Jika ditanyakan kepada sang siswa, “mana yang kamu suka belajar dengan guru yang kualitasnya biasa-biasa tapi baik, ramah (mudah senyum) atau belajar dengan guru pintar tapi galak? ” Pasti siswa-siswa akan serempak menjawab “guru yang biasa biasa tapi ramah dan mudah senyum”.
Terkadang senyuman dianggap hal yang sepele, namun dibalik itu terdapat nilai estetika, rasa cinta, kasih sayang, kekeluargaan yang tentunya mempengaruhi psikologi dan sikap orang yang melihatnya. Ibarat sakit, senyuman adalah paracetamol yang dapat meredakan sakit. Bedanya senyuman tidaklah berbentuk atau berwujud, tapi secara rohaniahnya langsung mengobati hati yang gundah. Senyuman juga disebut dengan emulgator, yang mengangkat noda-noda, mengikis dendam-dendam, keluh kesah dan perasaan tak senang, sehingga yang tinggal hanyalah hati yang sejuk dengan pancaran senyuman yang bersahabat.
Banyak ungkapan yang dibuat murid, yang kemudian dipajang di dinding kelas. “Senyum adalah ibadah”, “Senyummu semangat belajar kami”, ” Senyummu jembatan ilmuku”, “ Senyum guru adalah obat belajar mujarat” Dan banyak lagi kata-kata indah untuk menerjemahkan senyum, menandakan perlunya senyuman guru bagi murid. Namun kenapa jarang sekali guru-guru yang mengindahkan kata-kata yang keluar dari hati murid-muridnya, yang mengharapkan ulasan senyum guru ketika masuk kelas.
Bisa kita bayangkan, guru yang dikenal killer, ditakuti para siswa karena kebringasannya, tiba-tiba hari ini berubah menjadi ramah, murah senyum. Tentunya para siswa akan bertanya-tanya, “Tuh bapak ke sambet dimana ya…? Jika saja hal itu berlangsung setiap hari, tentu siswa yang selama ini merasa takut , suka dongkol dan malas untuk belajar, terutama dengan sang guru, akan ada perubahan. Ia akan menjadi rajin, bahkan menyenangi sang guru. Selain itu siswa yang dulunya penakut akan jadi lebih berani untuk bertanya. Siswa yang dulunya pemalas akan mau memotivasi dirinya agar lebih rajin, dan siswa yang dulunya pelawan (pelaku rawan pencurian), suka dongkol, akan merubah akhlaknya. Senyumannya jadi ibadah bukan?
Sungguh luar biasa nilai sebuah senyuman yang dianggap sepele itu, nilai senyuman sama dengan sedekah, seperti sabda Rasulullah, “ Senyum adalah shadaqoh”

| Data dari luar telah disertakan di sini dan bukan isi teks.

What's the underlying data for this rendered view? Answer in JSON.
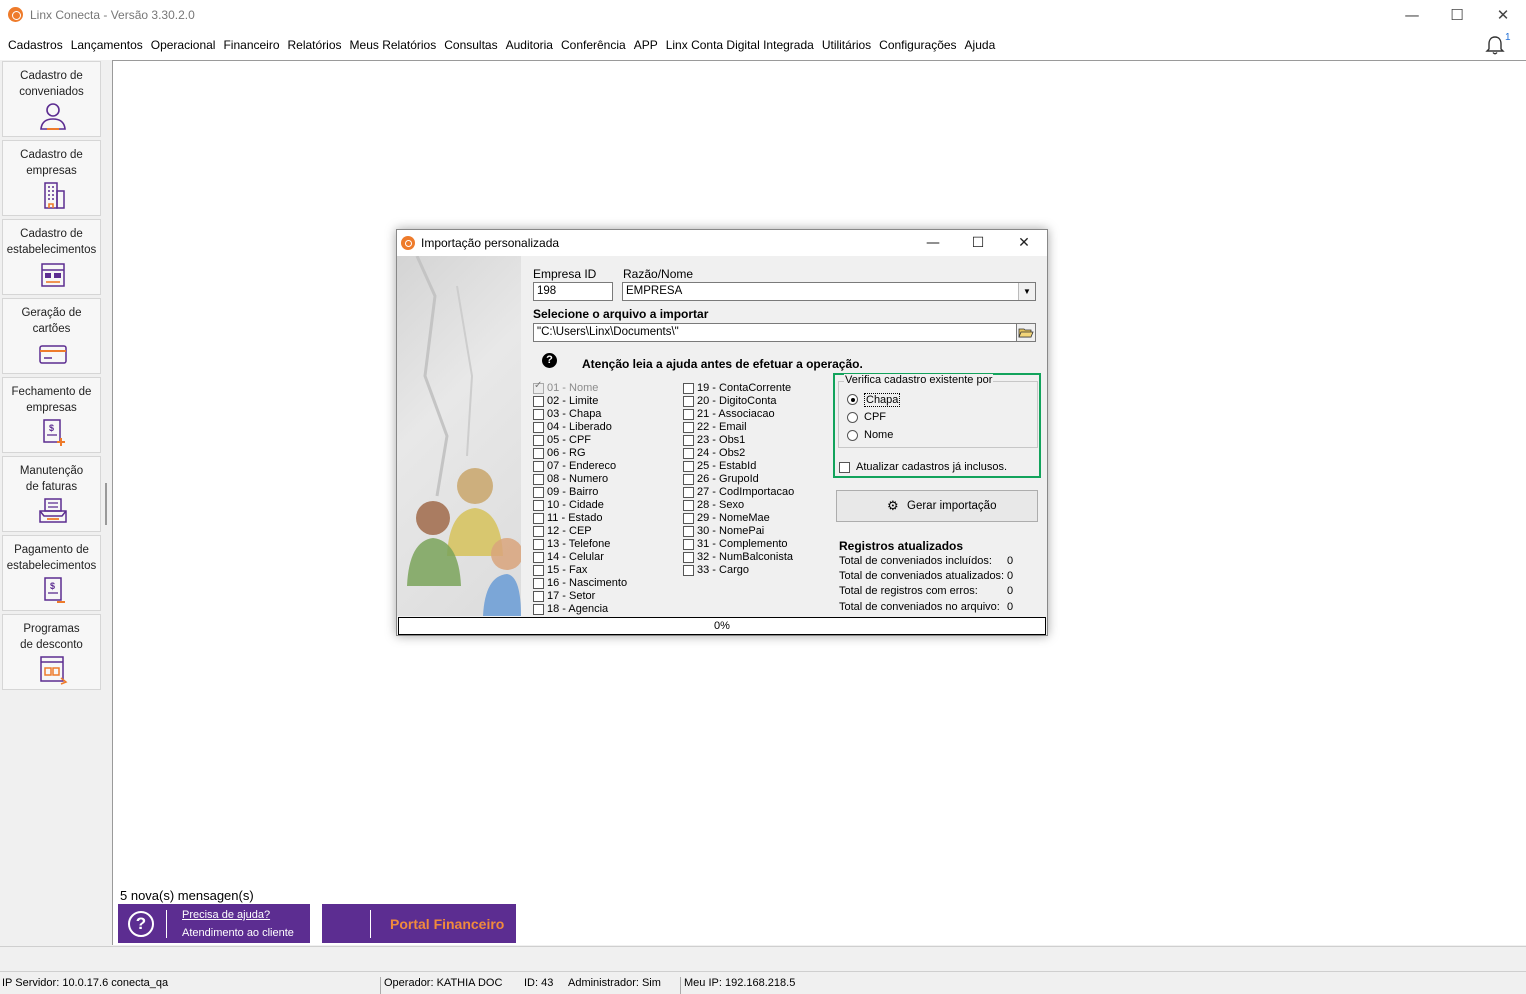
{
  "window": {
    "title": "Linx Conecta - Versão 3.30.2.0",
    "minimize": "—",
    "maximize": "☐",
    "close": "✕"
  },
  "menu": [
    "Cadastros",
    "Lançamentos",
    "Operacional",
    "Financeiro",
    "Relatórios",
    "Meus Relatórios",
    "Consultas",
    "Auditoria",
    "Conferência",
    "APP",
    "Linx Conta Digital Integrada",
    "Utilitários",
    "Configurações",
    "Ajuda"
  ],
  "notifications": {
    "count": "1",
    "icon": "bell-icon"
  },
  "sidebar": {
    "items": [
      {
        "label": "Cadastro de\nconveniados",
        "icon": "person-icon"
      },
      {
        "label": "Cadastro de\nempresas",
        "icon": "building-icon"
      },
      {
        "label": "Cadastro de\nestabelecimentos",
        "icon": "store-icon"
      },
      {
        "label": "Geração de\ncartões",
        "icon": "card-icon"
      },
      {
        "label": "Fechamento de\nempresas",
        "icon": "invoice-close-icon"
      },
      {
        "label": "Manutenção\nde faturas",
        "icon": "tray-icon"
      },
      {
        "label": "Pagamento de\nestabelecimentos",
        "icon": "payment-icon"
      },
      {
        "label": "Programas\nde desconto",
        "icon": "discount-icon"
      }
    ]
  },
  "footer": {
    "messages": "5 nova(s) mensagen(s)",
    "help_line1": "Precisa de ajuda?",
    "help_line2": "Atendimento ao cliente",
    "help_icon": "?",
    "portal": "Portal Financeiro"
  },
  "status": {
    "server": "IP Servidor: 10.0.17.6 conecta_qa",
    "operator": "Operador: KATHIA DOC",
    "id": "ID: 43",
    "admin": "Administrador: Sim",
    "myip": "Meu IP: 192.168.218.5"
  },
  "dialog": {
    "title": "Importação personalizada",
    "empresa_id_label": "Empresa ID",
    "empresa_id_value": "198",
    "razao_label": "Razão/Nome",
    "razao_value": "EMPRESA",
    "arquivo_label": "Selecione o arquivo a importar",
    "arquivo_value": "\"C:\\Users\\Linx\\Documents\\\"",
    "help_icon": "?",
    "attention": "Atenção leia a ajuda antes de efetuar a operação.",
    "fields_col1": [
      "01 - Nome",
      "02 - Limite",
      "03 - Chapa",
      "04 - Liberado",
      "05 - CPF",
      "06 - RG",
      "07 - Endereco",
      "08 - Numero",
      "09 - Bairro",
      "10 - Cidade",
      "11 - Estado",
      "12 - CEP",
      "13 - Telefone",
      "14 - Celular",
      "15 - Fax",
      "16 - Nascimento",
      "17 - Setor",
      "18 - Agencia"
    ],
    "fields_col2": [
      "19 - ContaCorrente",
      "20 - DigitoConta",
      "21 - Associacao",
      "22 - Email",
      "23 - Obs1",
      "24 - Obs2",
      "25 - EstabId",
      "26 - GrupoId",
      "27 - CodImportacao",
      "28 - Sexo",
      "29 - NomeMae",
      "30 - NomePai",
      "31 - Complemento",
      "32 - NumBalconista",
      "33 - Cargo"
    ],
    "verifica_legend": "Verifica cadastro existente por",
    "radios": [
      "Chapa",
      "CPF",
      "Nome"
    ],
    "selected_radio": "Chapa",
    "atualizar_label": "Atualizar cadastros já inclusos.",
    "gerar_button": "Gerar importação",
    "registros_title": "Registros atualizados",
    "stats": [
      {
        "label": "Total de conveniados incluídos:",
        "value": "0"
      },
      {
        "label": "Total de conveniados atualizados:",
        "value": "0"
      },
      {
        "label": "Total de registros com erros:",
        "value": "0"
      },
      {
        "label": "Total de conveniados no arquivo:",
        "value": "0"
      }
    ],
    "progress": "0%"
  }
}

Sekarang telah disediakan program sertifikasi guru, yang dikenal dengan penggandaan gaji guru, itu terlepas dari plus minusnya, menuntut guru menjalankan profesi dengan penuh kesabaran dan tanggung jawab. Jika guru mampu memenuhi itu, mereka akan memperoleh imbalan layaknya pekerja keras yang profesional di bidangnya.
Dalam pentransferan ilmu untuk mengembangkan kreativitas dan inovatif proses belajar mengajar guru mesti lebih banyak mengutamakan sikap santun dan rendah hati. Berbagai kekerasan oknum guru terhadap murid, yang belakangan mencuat, sungguh tak selayaknya terjadi, itu sama halnya guru mencoreng system pendidikan di tanah air.
Rekontruksi pendidikan yang akrab dikenal dengan Paikem (Pembelajaran Aktif, Inovatif, Kreatif, Efektif dan Menyenangkan) tidak akan dapat berjalan dengan baik, kalau tidak dengan kerja keras, tidak dapat dilakukan dengan setengah hati. Di tambah lagi zaman globalisasi sekarang yang membuat siswa berkembang lebih cepat, berbeda dengan siswa-siswa dulu, yang hidup dengan ilmu dan teknologi yang terbatas.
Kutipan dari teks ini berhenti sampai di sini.